Though the cost of building and running a website today is low — or even free, thanks to such services as Wix and Weebly — the attention it deserves usually results in higher costs (time and hiring a Web guy or gal to go in and make edits when necessary).
But this is changing as small businesses and professionals recognize the need to get found by strangers, and have come to view the website less as a peripheral marketing piece and more of a driver of potential business.
Search engine optimization and search engine marketing strategies are still important, as more and more consumers and businesses spend time online. But what happens when someone actually visits your website? Do they take the action you want?
A website should serve in one or more of the following capacities:
E-commerce Platform. This is obvious if you are a retailer or selling your products online, but e-commerce can also extend to any service which can be purchased directly from a website. A compelling and informative enough website could deliver customers willing to pay for services priced and billed monthly. Having your website deliver paying clients without the need for a live salesperson to step in could boost the bottom line and free up time to work on more complex, higher-ticket sales.
Lead Generation Tool. Perhaps you offer a more complex service, or you are certain that your customers will not buy directly from you anonymously via your website. You can still use your website to attract potential buyers, and if the messages are strong enough, it can spur action, such as the prospect leaving contact information, signing up for a newsletter, downloading an e-book, commenting on a blogpost, or even calling the phone number listed on the website. Such behaviors, no matter how small, need to be tracked and measured against editorial and technical changes to the website, to see what’s working and what’s not. Such contacts can also receive other forms of marketing communications, such as invitations to events, or can be added to drip campaigns using a marketing automation or demand generation tool.

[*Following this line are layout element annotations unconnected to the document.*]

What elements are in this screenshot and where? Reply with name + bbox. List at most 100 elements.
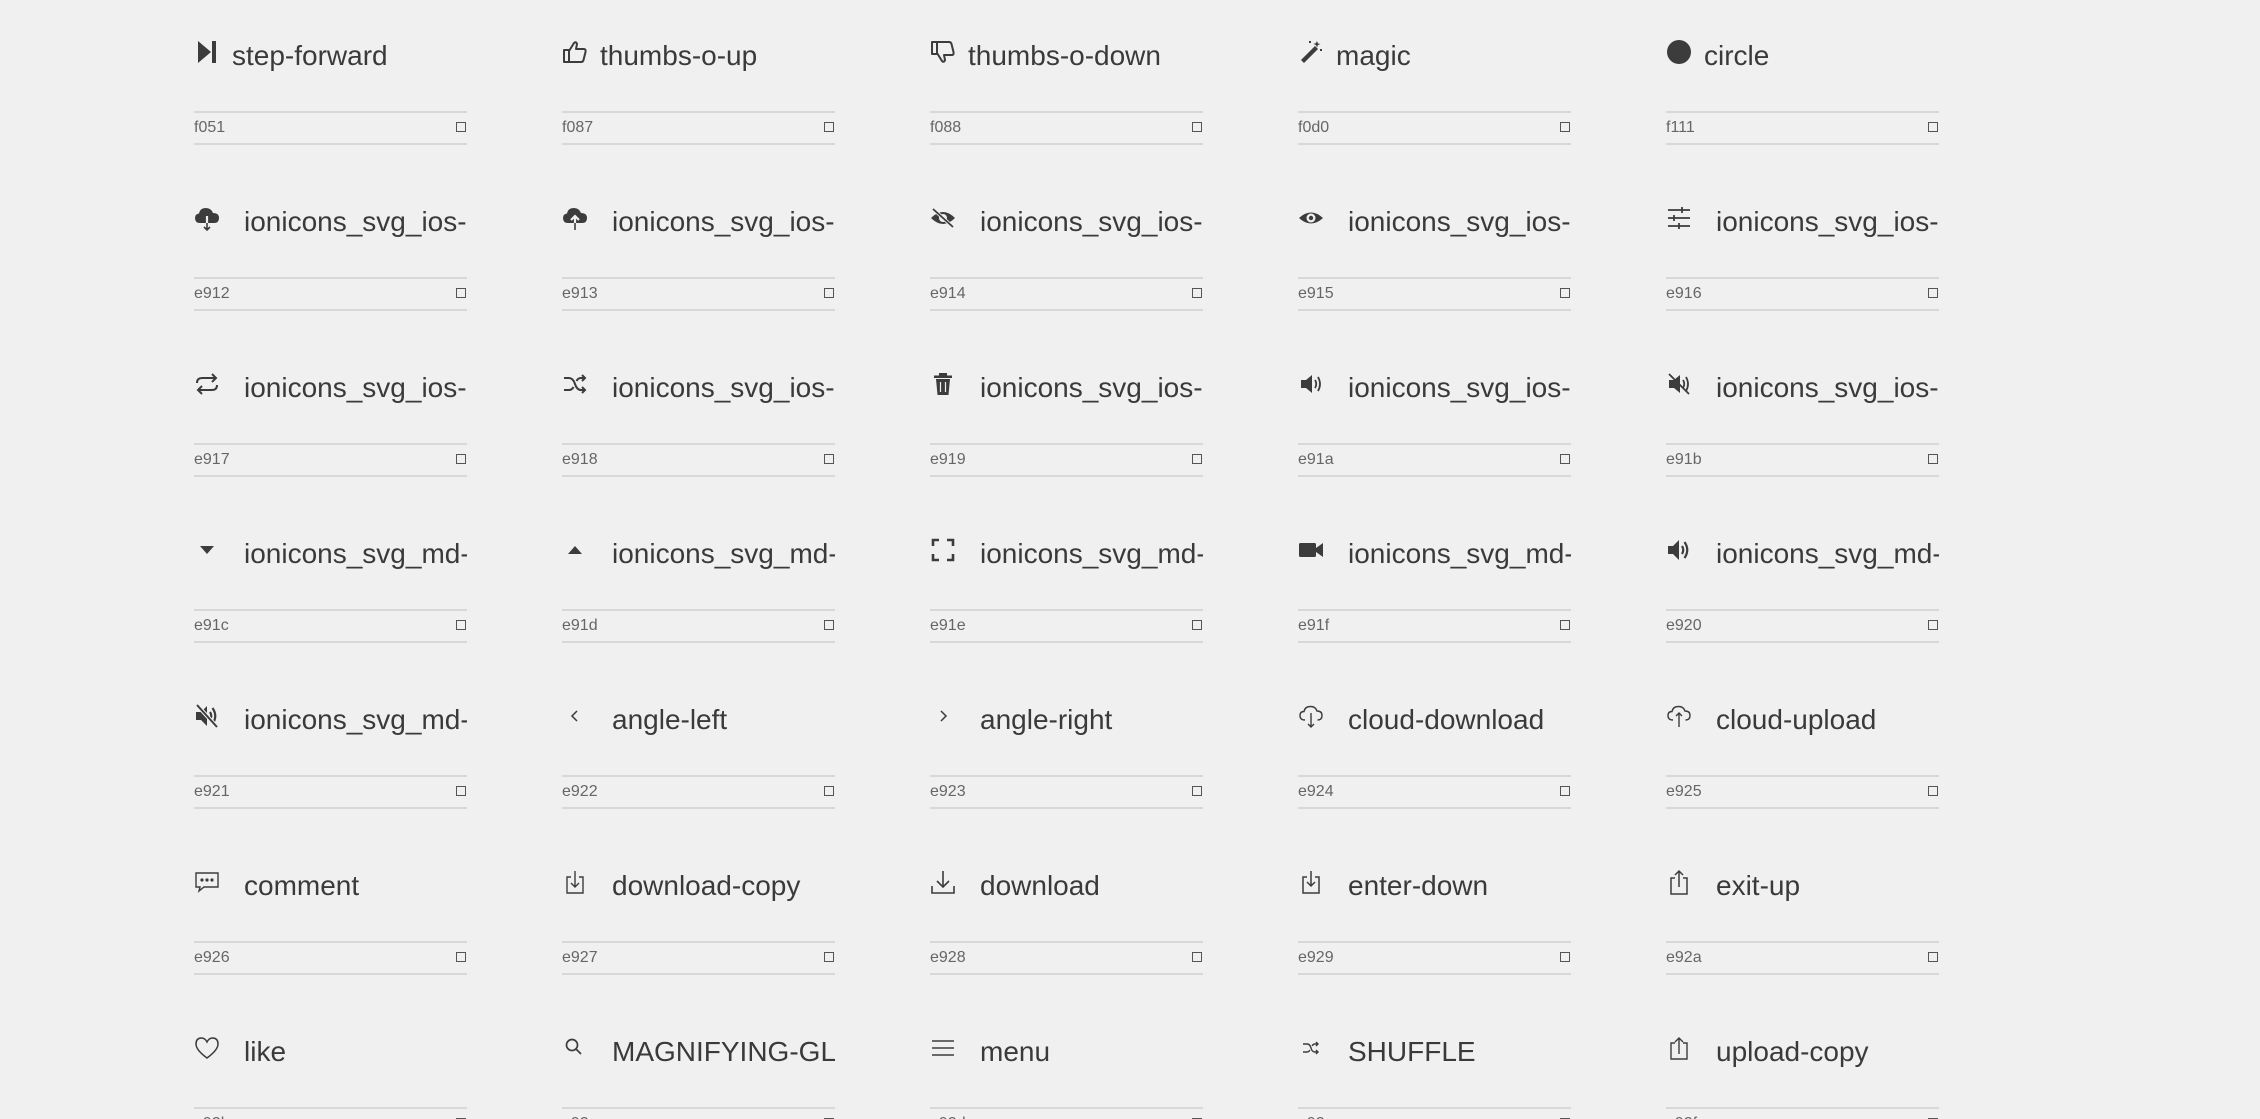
glyph-code-row: e928 [930,943,1203,975]
glyph-preview-box[interactable] [1560,620,1570,630]
glyph-code: e923 [930,783,966,800]
glyph-header: menu [930,1033,1203,1109]
menu-icon [930,1035,956,1061]
glyph-item: ionicons_svg_ios-e914 [930,203,1203,311]
glyph-name: ionicons_svg_ios- [244,206,467,237]
glyph-code: f0d0 [1298,119,1330,136]
glyph-header: ionicons_svg_ios- [194,203,467,279]
glyph-name: ionicons_svg_ios- [980,206,1203,237]
glyph-header: download-copy [562,867,835,943]
glyph-name: ionicons_svg_md- [244,704,467,735]
download-icon [930,869,956,895]
glyph-preview-box[interactable] [1928,288,1938,298]
glyph-header: ionicons_svg_md- [1666,535,1939,611]
glyph-preview-box[interactable] [1192,454,1202,464]
glyph-preview-box[interactable] [1192,620,1202,630]
glyph-header: thumbs-o-up [562,37,835,113]
glyph-code: e91f [1298,617,1330,634]
eye-off-icon [930,205,956,231]
glyph-code: e913 [562,285,598,302]
glyph-preview-box[interactable] [824,786,834,796]
glyph-code-row: e91b [1666,445,1939,477]
glyph-name: ionicons_svg_ios- [612,206,835,237]
glyph-code: e91e [930,617,966,634]
glyph-preview-box[interactable] [1192,122,1202,132]
glyph-preview-box[interactable] [824,454,834,464]
glyph-preview-box[interactable] [456,122,466,132]
glyph-preview-box[interactable] [824,620,834,630]
glyph-name: enter-down [1348,870,1489,901]
thumbs-down-icon [930,39,956,65]
glyph-code: e916 [1666,285,1702,302]
glyph-preview-box[interactable] [456,786,466,796]
glyph-name: ionicons_svg_ios- [244,372,467,403]
glyph-item: ionicons_svg_ios-e919 [930,369,1203,477]
glyph-code: e92f [1666,1114,1697,1119]
glyph-name: ionicons_svg_ios- [980,372,1203,403]
glyph-header: step-forward [194,37,467,113]
comment-icon [194,869,220,895]
glyph-preview-box[interactable] [1192,786,1202,796]
glyph-preview-box[interactable] [456,952,466,962]
glyph-header: ionicons_svg_ios- [562,203,835,279]
glyph-item: download-copy e927 [562,867,835,975]
glyph-preview-box[interactable] [456,288,466,298]
glyph-code: e912 [194,285,230,302]
trash-icon [930,371,956,397]
glyph-code-row: e92d [930,1109,1203,1119]
glyph-preview-box[interactable] [1192,952,1202,962]
glyph-preview-box[interactable] [1560,288,1570,298]
glyph-header: angle-left [562,701,835,777]
arrow-dropdown-icon [194,537,220,563]
glyph-code-row: e92e [1298,1109,1571,1119]
glyph-header: exit-up [1666,867,1939,943]
glyph-name: magic [1336,40,1411,71]
glyph-preview-box[interactable] [1928,952,1938,962]
glyph-preview-box[interactable] [1928,786,1938,796]
glyph-item: thumbs-o-down f088 [930,37,1203,145]
glyph-name: like [244,1036,287,1067]
glyph-item: step-forward f051 [194,37,467,145]
angle-left-icon [562,703,588,729]
glyph-preview-box[interactable] [824,122,834,132]
glyph-preview-box[interactable] [1928,454,1938,464]
glyph-code-row: e91e [930,611,1203,643]
glyph-header: ionicons_svg_ios- [562,369,835,445]
glyph-code-row: e922 [562,777,835,809]
glyph-header: ionicons_svg_ios- [194,369,467,445]
glyph-preview-box[interactable] [1192,288,1202,298]
glyph-header: upload-copy [1666,1033,1939,1109]
glyph-code: f088 [930,119,962,136]
glyph-code-row: e926 [194,943,467,975]
glyph-name: ionicons_svg_md- [1348,538,1571,569]
glyph-preview-box[interactable] [1560,786,1570,796]
glyph-item: ionicons_svg_md-e91f [1298,535,1571,643]
glyph-name: step-forward [232,40,388,71]
volume-high-icon [1666,537,1692,563]
glyph-code: e92a [1666,949,1702,966]
shuffle-small-icon [1298,1035,1324,1061]
enter-down-icon [1298,869,1324,895]
glyph-preview-box[interactable] [1560,952,1570,962]
glyph-code: e92d [930,1114,966,1119]
angle-right-icon [930,703,956,729]
glyph-item: download e928 [930,867,1203,975]
glyph-code-row: e91f [1298,611,1571,643]
glyph-preview-box[interactable] [1928,620,1938,630]
cloud-download-outline-icon [1298,703,1324,729]
glyph-preview-box[interactable] [824,952,834,962]
glyph-item: ionicons_svg_ios-e913 [562,203,835,311]
glyph-preview-box[interactable] [824,288,834,298]
glyph-preview-box[interactable] [456,454,466,464]
glyph-preview-box[interactable] [456,620,466,630]
glyph-preview-box[interactable] [1928,122,1938,132]
glyph-preview-box[interactable] [1560,122,1570,132]
glyph-header: ionicons_svg_ios- [1298,369,1571,445]
glyph-item: ionicons_svg_md-e921 [194,701,467,809]
exit-up-icon [1666,869,1692,895]
glyph-code: e91a [1298,451,1334,468]
glyph-name: thumbs-o-up [600,40,758,71]
glyph-preview-box[interactable] [1560,454,1570,464]
glyph-code-row: e924 [1298,777,1571,809]
glyph-code: e928 [930,949,966,966]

Online Community. With enough content and visitors, you can transform your humble website into a valuable, ever-growing online community. What often starts as an FAQ page or blog can evolve into a robust forum, with users — clients, employees, and industry influencers — contributing hundreds of content pages. An online community can feature profiles, ratings, comments, shares, tags, polls, videos, and other social content, and you can capture valuable insights from your users, not to mention have a handy channel through which to push important company or product news. Bonus: add a social login plugin (‘Sign in with Facebook’ or ‘Sign in with Twitter’) to reap even more profile data from your users.
For any of these strategies, content is still king, since this is what drives search; then once a prospect lands on your website, what they decide to do next is based on what they read or experience. No one can do it all; content creation needs to be a team effort.
Is your content interesting, relevant, valuable, or engaging enough? Better said, it’s not content that’s king, it’s content that converts to a paying client that’s king.